A ministra do Planejamento, Simone Tebet (MDB-MS), anunciou nesta quinta-feira (12) que pretende disputar uma das vagas ao Senado por São Paulo nas eleições de 2026. A confirmação foi dada pela própria ministra durante entrevista à imprensa no Fórum Nacional de Secretários Estaduais de Planejamento, realizado em Campo Grande.
Segundo Tebet, ainda não há uma data definida para deixar o ministério, mas a expectativa é formalizar a saída até o fim de março. “São Paulo é atravessar um rio, é atravessar uma ponte, é onde fiz meu mestrado, onde tive projeção política. (...) Política é missão, e eu vou com muita tranquilidade disputar um processo eleitoral que eu entendo muito importante para o Brasil”, afirmou.
A ministra também revelou que a possível candidatura vem sendo discutida há algum tempo com o presidente Luiz Inácio Lula da Silva e o vice-presidente Geraldo Alckmin. Apesar disso, ela ainda não confirmou se deixará o MDB para concorrer pelo Partido Socialista Brasileiro (PSB), legenda de Alckmin.

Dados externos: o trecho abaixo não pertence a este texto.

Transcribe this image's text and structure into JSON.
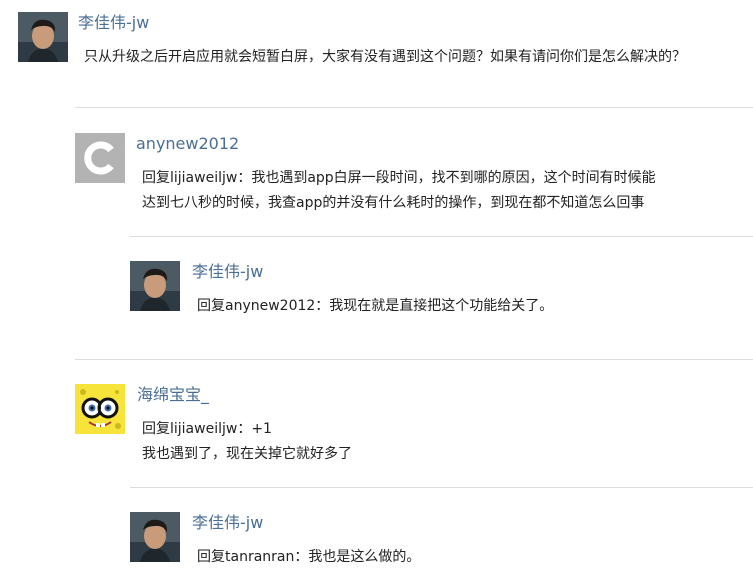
{
  "comments": [
    {
      "author": "李佳伟-jw",
      "avatar": "user-photo-avatar",
      "lines": [
        "只从升级之后开启应用就会短暂白屏，大家有没有遇到这个问题？如果有请问你们是怎么解决的？"
      ],
      "replies": [
        {
          "author": "anynew2012",
          "avatar": "letter-c-avatar",
          "lines": [
            "回复lijiaweiljw：我也遇到app白屏一段时间，找不到哪的原因，这个时间有时候能",
            "达到七八秒的时候，我查app的并没有什么耗时的操作，到现在都不知道怎么回事"
          ],
          "replies": [
            {
              "author": "李佳伟-jw",
              "avatar": "user-photo-avatar",
              "lines": [
                "回复anynew2012：我现在就是直接把这个功能给关了。"
              ]
            }
          ]
        },
        {
          "author": "海绵宝宝_",
          "avatar": "spongebob-avatar",
          "lines": [
            "回复lijiaweiljw：+1",
            "我也遇到了，现在关掉它就好多了"
          ],
          "replies": [
            {
              "author": "李佳伟-jw",
              "avatar": "user-photo-avatar",
              "lines": [
                "回复tanranran：我也是这么做的。"
              ]
            }
          ]
        }
      ]
    }
  ]
}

De acordo com Tebet, o convite para disputar o Senado foi resultado de articulações políticas iniciadas meses atrás. “Tem seis meses que eu tenho sido provocada positivamente de que preciso cumprir um papel em nome do país. E quando isso chegou até mim, eu fui investigar a razão dessa convocação. E, para a minha grata surpresa, fui ver, inclusive, que São Paulo tinha me dado mais de um terço dos votos para presidente da República. Foi onde eu tive mais votos, é onde eu tenho mais acentuação”, destacou.
A ministra recordou ainda que conversou informalmente sobre o tema com Lula em 27 de janeiro, durante uma viagem oficial ao Panamá. Na ocasião, o presidente sugeriu que ela avaliasse a possibilidade de disputar uma vaga no Senado por São Paulo.
O convite formal ocorreu no dia 3 de fevereiro, após Tebet também dialogar com o vice-presidente Geraldo Alckmin.
“Eu fiquei de dar uma resposta apenas por uma razão, e falo isso com muita tranquilidade. Eu precisava das bençãos da minha mãe. Eu precisava conversar com a minha mãe que tinha expectativa de que eu pudesse voltar para a casa dela, pudesse estar mais próxima dela. Então, depois de explicar a situação para minha mãe, eu decidi cumprir essa missão”, concluiu a ministra.